»Hänschen – wie kommst du denn hierher?«
Dem Obersekundaner war die Sache, so lieb er sein kleines Schwesterchen auch sonst hatte, äußerst peinlich. Er schielte errötend zu seinen grinsenden Kameraden hin und sagte möglichst militärisch: »Vom Pfadfinderbund zum Dienst befohlen!« Dann machte er mit seiner Bank, daß er fortkam. Nesthäkchen aber war selig über die unvermutete Begegnung.
Margot, als Erste der Klasse, war das Ehrenamt zugefallen, den großen Globus, der nicht viel kleiner war als sie selbst, in Sicherheit zu bringen. Annemarie half ihr getreulich dabei, indem sie neben ihr her trabte und alle paar Sekunden die Hände nach dem glatten runden Ding ausstreckte, um es der Freundin, falls sie ermüdete, abzunehmen. Die aber war äußerst ehrgeizig. Trotzdem ihr die Arme allmählich erlahmten, mochte sie sich nicht schwach zeigen.
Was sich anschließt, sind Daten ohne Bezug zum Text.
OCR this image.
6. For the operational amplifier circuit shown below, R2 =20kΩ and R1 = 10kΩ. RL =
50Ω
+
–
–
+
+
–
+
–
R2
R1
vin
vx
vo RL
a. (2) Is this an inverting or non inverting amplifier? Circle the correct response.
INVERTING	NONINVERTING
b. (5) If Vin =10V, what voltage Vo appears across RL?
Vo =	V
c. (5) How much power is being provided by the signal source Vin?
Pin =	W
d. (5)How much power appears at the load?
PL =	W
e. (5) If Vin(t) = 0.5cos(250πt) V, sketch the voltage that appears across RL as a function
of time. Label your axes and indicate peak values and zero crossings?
»Laß doch«, sagte sie ein wenig gereizt, als Annemarie zum so und sovielten Male wieder ihre Hilfe anbot und machte eine ungeduldige Bewegung. Dabei entglitt die glatte, tückische Weltkugel den müden Mädchenarmen – bumderattada – lag der Globus auf den Steintreppen mit einem tüchtigen Loch.
Margot fing erschreckt an zu weinen, und auch Annemarie machte ein entsetztes Gesicht. Polen war auf der Weltkugel zertrümmert, und Rußland zeigte eine gehörige Beule.
»Du bist schuld, Annemarie – du ganz allein, warum wolltest du auch immer mit anfassen, dann natürlich muß es einem ja aus der Hand rutschen – ach, was wird Fräulein Konrad sagen!« rief Margot unter heißen Tränen.
Annemarie stand starr. Bei ihrer Wahrheitsliebe schmerzte sie die ungerechte Beschuldigung der Freundin aufs tiefste.
»Ich hab' ja noch gar nicht angefaßt – ich hab's doch gut gemeint! Aber wenn du so bist, bin ich mit dir schuß auf ewig und gehe von jetzt an immer mit Marianne Davis«, rief Doktors Nesthäkchen kirschrot im Gesicht vor Ärger und fing ebenfalls an zu weinen.
Um die beiden kleinen Streithammel bildete sich sofort ein Auflauf von Neugierigen.
»Na, was gibt's denn hier?« Professor Herwig, einer der ältesten Lehrer des Lyzeums, lugte über seine Brillengläser hinweg auf die beiden sich gegenüberstehenden heulenden Kinder.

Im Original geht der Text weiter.